The choice of organ tissues for microarray examination is based on known physiological processes involved in platelet count regulation: spleen and bone marrow as organs of hematopoiesis, with the spleen having additional functions of sequestration and destruction of senescent platelets. The liver is the major producer of Thpo, while the kidneys are subsidiary producers of Thpo and major producers of erythropoietin. It is anticipated that in this selection all those organs likely to be implicated have been canvassed. Since platelet count is not the only phenotypic difference between the two parental strains of mice, it is expected that there will be some confounding results. Several genes involved in hemoglobin production and red blood cell cytoskeleton scaffolding were identified as differentially expressed and serve to illustrate this issue. Depending on the protocol of elicitation (for instance, whether alternatively spliced products of a genomic DNA sequence are to be counted as one “gene”), the predicted “full size” of the mouse genome may vary from 29,000 to 33,000 genes. Consequently, the oligonucleotide set used in our experiments, though it may be one of the largest that is currently available, represents only somewhere between 65% and 75% of the mouse genome, and the problem of missing candidate genes due to noninclusion is a relatively small but real issue.

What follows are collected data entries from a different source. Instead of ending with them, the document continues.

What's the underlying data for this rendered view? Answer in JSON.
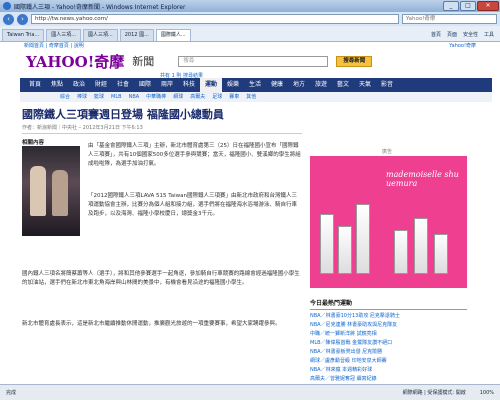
{
  "window": {
    "title": "國際鐵人三項 - Yahoo!奇摩新聞 - Windows Internet Explorer",
    "minimize": "_",
    "maximize": "□",
    "close": "✕"
  },
  "address": {
    "url": "http://tw.news.yahoo.com/",
    "search_placeholder": "Yahoo!奇摩"
  },
  "tabs": [
    {
      "label": "Taiwan Tria..."
    },
    {
      "label": "國人三項..."
    },
    {
      "label": "國人三項..."
    },
    {
      "label": "2012 國..."
    },
    {
      "label": "國際鐵人..."
    }
  ],
  "tab_tools": [
    "首頁",
    "頁面",
    "安全性",
    "工具"
  ],
  "page": {
    "util_left": "新聞首頁 | 奇摩首頁 | 說明",
    "util_right": "Yahoo!奇摩",
    "logo": "YAHOO!奇摩",
    "section": "新聞",
    "search_placeholder": "搜尋",
    "search_button": "搜尋新聞",
    "crumb": "共有 1 則 搜尋結果",
    "nav": [
      "首頁",
      "焦點",
      "政治",
      "財經",
      "社會",
      "國際",
      "兩岸",
      "科技",
      "運動",
      "娛樂",
      "生活",
      "健康",
      "地方",
      "旅遊",
      "藝文",
      "天氣",
      "影音"
    ],
    "nav_active_index": 8,
    "subnav": [
      "綜合",
      "棒球",
      "籃球",
      "MLB",
      "NBA",
      "中華職棒",
      "網球",
      "高爾夫",
      "足球",
      "賽車",
      "其他"
    ]
  },
  "article": {
    "headline": "國際鐵人三項賽週日登場 福隆國小總動員",
    "byline": "作者：新浪新聞｜中央社 – 2012年3月21日 下午6:13",
    "photo_label": "相關內容",
    "para1": "由「基金會國際鐵人三項」主辦，新北市體育處第三（25）日在福隆國小宣布「國際鐵人三項賽」，共有10個國家500多位選手參與競賽；當天，福隆國小、雙溪鄉的學生將組成啦啦隊，為選手加油打氣。",
    "para2": "「2012國際鐵人三項LAVA 515 Taiwan國際鐵人三項賽」由新北市政府和台灣鐵人三項運動協會主辦，比賽分為個人組和接力組，選手們將在福隆海水浴場游泳、騎自行車及跑步，以及海灣、福隆小學校慶日，總獎金3千元。",
    "para3": "國內鐵人三項名將簡蔡蕭等人（選手），將和其他參賽選手一起角逐，參加騎自行車競賽的路線會經過福隆國小學生的加油站，選手們在新北市東北角海岸與山林間的美景中，有機會看見沿途的福隆國小學生。",
    "para4": "新北市體育處長表示，這是新北市繼續推動休閒運動，推廣觀光旅遊的一項重要賽事，希望大家踴躍參與。"
  },
  "ad": {
    "label": "廣告",
    "text": "mademoiselle shu uemura"
  },
  "sidebar": {
    "heading": "今日最熱門運動",
    "items": [
      "NBA／林書豪10分13助攻 尼克擊退騎士",
      "NBA／尼克連勝 林書豪助攻與尼克隊友",
      "中職／統一獅新洋將 試鏡亮相",
      "MLB／陳偉殷首戰 金鶯隊友讚不絕口",
      "NBA／林書豪板凳出發 尼克險勝",
      "網球／盧彥勳晉級 印地安泉大師賽",
      "NBA／林來瘋 本週精彩好球",
      "高爾夫／曾雅妮奪冠 續寫紀錄"
    ]
  },
  "status": {
    "left": "完成",
    "zone": "網際網路 | 受保護模式: 開啟",
    "zoom": "100%"
  },
  "colors": {
    "accent": "#1f3b7c",
    "brand": "#7b0099",
    "link": "#1166cc",
    "ad_bg": "#ee3f91"
  }
}
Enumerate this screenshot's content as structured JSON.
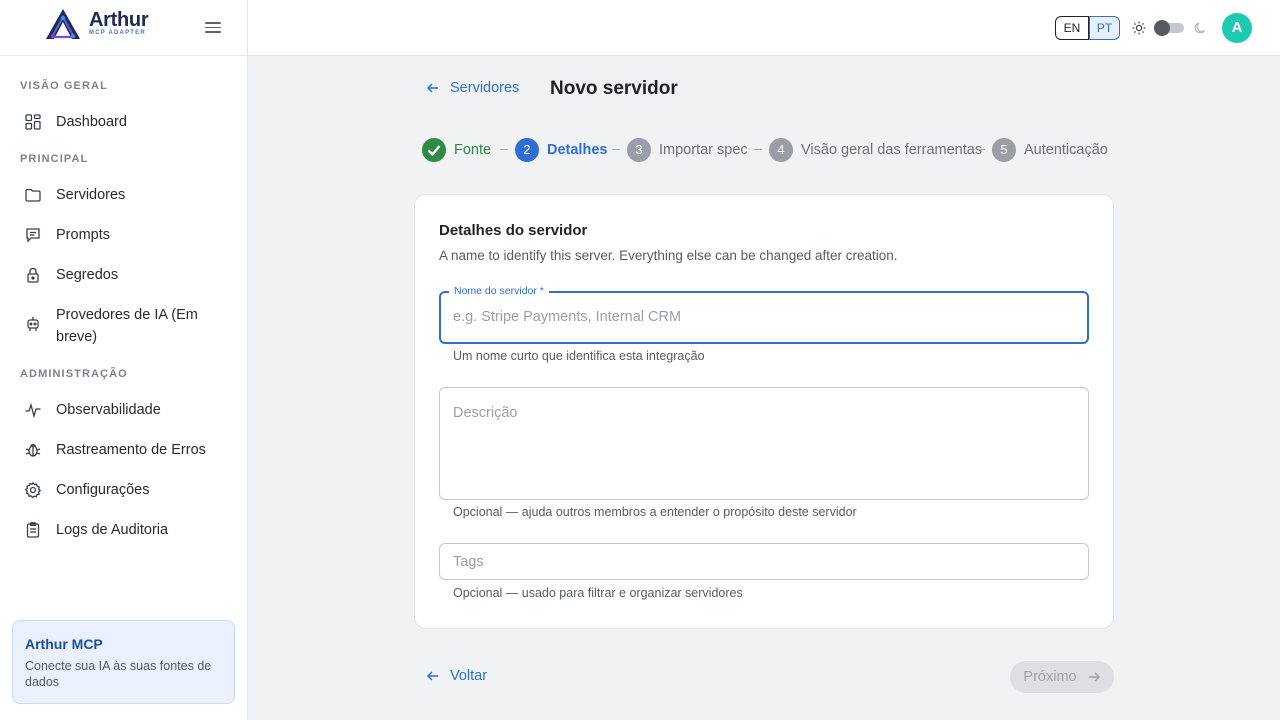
{
  "brand": {
    "name": "Arthur",
    "subtitle": "MCP ADAPTER"
  },
  "sidebar": {
    "sections": [
      {
        "title": "VISÃO GERAL"
      },
      {
        "title": "PRINCIPAL"
      },
      {
        "title": "ADMINISTRAÇÃO"
      }
    ],
    "items": [
      {
        "label": "Dashboard",
        "icon": "dashboard-icon"
      },
      {
        "label": "Servidores",
        "icon": "folder-icon"
      },
      {
        "label": "Prompts",
        "icon": "message-icon"
      },
      {
        "label": "Segredos",
        "icon": "lock-icon"
      },
      {
        "label": "Provedores de IA (Em breve)",
        "icon": "robot-icon"
      },
      {
        "label": "Observabilidade",
        "icon": "pulse-icon"
      },
      {
        "label": "Rastreamento de Erros",
        "icon": "bug-icon"
      },
      {
        "label": "Configurações",
        "icon": "gear-icon"
      },
      {
        "label": "Logs de Auditoria",
        "icon": "clipboard-icon"
      }
    ],
    "promo": {
      "title": "Arthur MCP",
      "text": "Conecte sua IA às suas fontes de dados"
    }
  },
  "topbar": {
    "languages": [
      "EN",
      "PT"
    ],
    "selected_language": "PT",
    "avatar_initial": "A"
  },
  "header": {
    "back_label": "Servidores",
    "title": "Novo servidor"
  },
  "stepper": {
    "steps": [
      {
        "number": "1",
        "label": "Fonte",
        "state": "done"
      },
      {
        "number": "2",
        "label": "Detalhes",
        "state": "active"
      },
      {
        "number": "3",
        "label": "Importar spec",
        "state": "todo"
      },
      {
        "number": "4",
        "label": "Visão geral das ferramentas",
        "state": "todo"
      },
      {
        "number": "5",
        "label": "Autenticação",
        "state": "todo"
      }
    ]
  },
  "form": {
    "title": "Detalhes do servidor",
    "subtitle": "A name to identify this server. Everything else can be changed after creation.",
    "name": {
      "label": "Nome do servidor *",
      "placeholder": "e.g. Stripe Payments, Internal CRM",
      "value": "",
      "helper": "Um nome curto que identifica esta integração"
    },
    "description": {
      "placeholder": "Descrição",
      "value": "",
      "helper": "Opcional — ajuda outros membros a entender o propósito deste servidor"
    },
    "tags": {
      "placeholder": "Tags",
      "value": "",
      "helper": "Opcional — usado para filtrar e organizar servidores"
    }
  },
  "footer": {
    "back_label": "Voltar",
    "next_label": "Próximo"
  },
  "colors": {
    "accent": "#2f6fd3",
    "success": "#2e8b45",
    "avatar": "#1ecbb0"
  }
}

It is noteworthy that for the QTL on the distal end of MMU1, the QSi5 allele had a decreasing effect on platelet count in the F2 progeny (indicated by the negative sign in the Δplatelet section in Table 2). Inspection of allele frequencies at adjacent microsatellite markers confirmed this interpretation. The QSi5 parental strain shows a much higher platelet count compared to the CBA, so intuitively the inheritance of its genetic content might be expected to lead to a higher platelet count in the progeny. This phenomenon is known as transgressive segregation, and the QTL are described as “cryptic.” In these situations some F2 individuals show more extreme phenotypes than are seen in either parental line, or an allele reducing a trait can be traced back to parents from the higher line and vice versa (Lynch and Walsh 1998). In a survey of 58 animal studies that reported phenotypic variation in segregating hybrid populations, 78% described transgressive segregation in 31% of the phenotypic traits examined (Rieseberg et al. 1999). This putative “cryptic” locus may not represent a reduced transcription of a “platelet-raising” gene in the QSi5 (even though this strain displays the higher platelet count phenotype); on the contrary, increased expression of the locus may play a physiological role to reduce platelet count in QSi5.

In summary, we report the identification of two novel QTL for platelet count in inbred strains of laboratory mice. The QTL do not appear to be associated with known genes that regulate platelet production, confirming an evolving view that the regulation of platelet count may involve multiple systems and/or hierarchies of control.